Sometimes I believe the perfect combination is kinky sex and angsty men. Add in a cowboy theme and an intense, yet easy to read story and gay erotic romance fans are likely to devour this. Nowhere Ranch offers all these highlights and more, yet offsets this with a somewhat preachy anti-homophobic message and a very sweet, overly idealistic ending. The first half of the book is near pitch perfect with incredibly hot sex scenes and truly fascinating men. This tapers off towards the end with family drama, an overly manipulative female presence and a wrapped up ending but the attempt at such a complex story is still pretty successful. This is an easy story to recommend even considering the flaws.
The story is told in first person narration from Roe’s perspective as he struggles with finding a place in the world. After getting kicked out of his tight knit farming family for being gay, Roe tries to stay in his hometown but a bar fight leads to jail time. After jail Roe leaves the Midwest and drifts from farm to farm, ranch to ranch until he ends up at Nowhere Ranch in Nebraska. Soon after Roe hooks up with the ranch’s owner Travis as their kinky, rough appetites compliment each other. Although they’re only after sex, the two fall into a relationship that is complicated by each man’s painful past.
Right away the narrative is punctuated with some truly inspired sex scenes. In fact the first half of the book is so erotic and steamy that it nearly sets the pages on fire. The scenes initially focus on the sex itself with almost detached emotion. Both men get something out of these encounters, more than just tension release and they feed darker desires. Within the sex the two men let go, they talk dirty a lot and discuss fantasies. There is fisting, pony play, domination, submission, and a little humiliation/slut talk. This isn’t hard core but it’s easily a defining aspect of their sex life. As the two get more involved their relationship builds up around them.
This helps bring more emotion and layered context into the sex scenes. They’re no longer just about getting off (and wonderfully so as this book is hot, hot, hot) but also about creating an emotional connection. Roe is slowly bound physically, emotionally, and metaphorically which overtakes his instinct to run and flee. Interestingly though, the main couple almost never talks. Their dynamic is built on the things they don’t say, their actions, and the emotions they feel rather than long drawn out conversations. The few in depth talks they do have are laden with repressed emotion and a wealth of issues difficult to express. It’s more the quiet strength, intrinsic trust, and silent support that are the foundation for these two. This makes the characterization of both men complex, interesting, and fresh. The story doesn’t rely on dialogue to tell their relationship but shows it instead.

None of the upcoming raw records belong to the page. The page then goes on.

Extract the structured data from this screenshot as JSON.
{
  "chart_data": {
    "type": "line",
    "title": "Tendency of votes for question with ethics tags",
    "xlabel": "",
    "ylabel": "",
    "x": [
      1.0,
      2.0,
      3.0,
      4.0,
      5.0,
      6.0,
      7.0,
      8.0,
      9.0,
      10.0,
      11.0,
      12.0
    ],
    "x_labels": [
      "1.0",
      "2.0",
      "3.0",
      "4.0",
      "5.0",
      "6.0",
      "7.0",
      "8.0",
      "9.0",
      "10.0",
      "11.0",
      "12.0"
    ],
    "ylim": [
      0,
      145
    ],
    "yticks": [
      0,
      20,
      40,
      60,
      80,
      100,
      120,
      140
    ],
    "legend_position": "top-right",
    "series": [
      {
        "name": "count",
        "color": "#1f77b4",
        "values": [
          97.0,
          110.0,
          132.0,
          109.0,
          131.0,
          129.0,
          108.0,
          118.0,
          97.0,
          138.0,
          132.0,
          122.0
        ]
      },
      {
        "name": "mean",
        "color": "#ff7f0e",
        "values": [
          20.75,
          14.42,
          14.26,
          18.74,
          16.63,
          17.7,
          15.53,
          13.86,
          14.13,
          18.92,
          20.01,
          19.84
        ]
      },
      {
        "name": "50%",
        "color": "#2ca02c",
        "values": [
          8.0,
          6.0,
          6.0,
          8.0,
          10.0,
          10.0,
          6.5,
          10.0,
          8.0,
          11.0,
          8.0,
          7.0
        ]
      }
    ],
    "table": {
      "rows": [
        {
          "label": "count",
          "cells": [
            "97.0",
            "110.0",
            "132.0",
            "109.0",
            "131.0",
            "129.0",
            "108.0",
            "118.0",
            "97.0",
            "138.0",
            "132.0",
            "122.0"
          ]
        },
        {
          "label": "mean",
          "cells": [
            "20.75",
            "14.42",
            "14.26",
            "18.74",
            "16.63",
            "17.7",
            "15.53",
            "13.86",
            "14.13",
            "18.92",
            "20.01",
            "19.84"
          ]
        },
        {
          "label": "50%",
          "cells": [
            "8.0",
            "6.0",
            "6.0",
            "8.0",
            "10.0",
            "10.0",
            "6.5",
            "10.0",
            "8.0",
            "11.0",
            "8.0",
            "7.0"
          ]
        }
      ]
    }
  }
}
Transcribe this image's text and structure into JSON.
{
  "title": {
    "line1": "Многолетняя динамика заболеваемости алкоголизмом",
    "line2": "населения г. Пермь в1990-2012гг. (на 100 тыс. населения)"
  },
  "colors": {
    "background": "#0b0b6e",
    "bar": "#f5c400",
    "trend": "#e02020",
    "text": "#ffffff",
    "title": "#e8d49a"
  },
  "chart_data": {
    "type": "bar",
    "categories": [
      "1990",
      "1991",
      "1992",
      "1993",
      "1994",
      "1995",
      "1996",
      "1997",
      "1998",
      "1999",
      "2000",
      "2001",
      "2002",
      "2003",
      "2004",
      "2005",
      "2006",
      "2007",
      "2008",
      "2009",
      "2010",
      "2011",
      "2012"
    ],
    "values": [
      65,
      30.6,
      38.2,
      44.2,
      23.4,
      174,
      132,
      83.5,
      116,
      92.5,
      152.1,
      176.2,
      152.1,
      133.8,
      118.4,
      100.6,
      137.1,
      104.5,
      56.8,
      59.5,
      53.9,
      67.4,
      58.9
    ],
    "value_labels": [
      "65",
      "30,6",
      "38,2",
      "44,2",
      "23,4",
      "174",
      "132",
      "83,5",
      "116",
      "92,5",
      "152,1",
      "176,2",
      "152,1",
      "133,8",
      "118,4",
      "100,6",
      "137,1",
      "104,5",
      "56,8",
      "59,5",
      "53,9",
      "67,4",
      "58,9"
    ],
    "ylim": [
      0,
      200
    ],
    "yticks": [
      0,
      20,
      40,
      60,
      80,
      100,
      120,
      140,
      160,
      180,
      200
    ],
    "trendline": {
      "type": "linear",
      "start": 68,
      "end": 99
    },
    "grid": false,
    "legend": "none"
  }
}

Unfortunately this takes a turn towards the end of the book when Roe’s family in Iowa catches up to him and he must return home for a short time. The story from there turns into telling the reader what happens and then the time line leaps forward to an overly sweet, idealistic ending. While I don’t mind a firm happy ending, this takes away from the impact of the story and definitely dilutes the strength of Roe and Travis’ connection. When the romance doesn’t rely on dialogue and the intimate interaction, not just kinky sex, stops being shown there is only the written reassurance all is fine to placate readers. This really left me wishing the story hadn’t gone in that direction.
Similarly the character of Haley is very polarizing. In some ways I appreciate this 19 y/o pregnant dynamo that whirls around defending Roe and getting things done. Unfortunately I found her to be overly manipulative and preachy. I like the scene where she tells off Roe’s family yet the entire dialogue is incredibly preachy on both sides of the argument. Not only that but Haley goes around manipulating every character in the novel to her own end, disregarding anyone else’s desires in her immature belief that she knows best. I want to like Haley as she’s an intelligent, capable spitfire but she’s way too heavy handed and comes across as the author’s voice rather than a flawed, complex person in her own right.
Haley’s manipulations play into the idealistic ending unfortunately which leaves the story on a somewhat rushed and simplistic note. This isn’t exactly reflective of the novel itself, which I think is more complicated and infinitely better written than the ending shows. This is an easy novel to recommend and it’s definitely one I would read again. I’d be interested in seeing this couple again in the future but only if the focus is on these two as the supporting cast doesn’t interest me very much. Roe and Travis are such a fascinating, complicated couple they don’t need distractions and can hold the spotlight on their own. Either way you really won’t want to miss this one.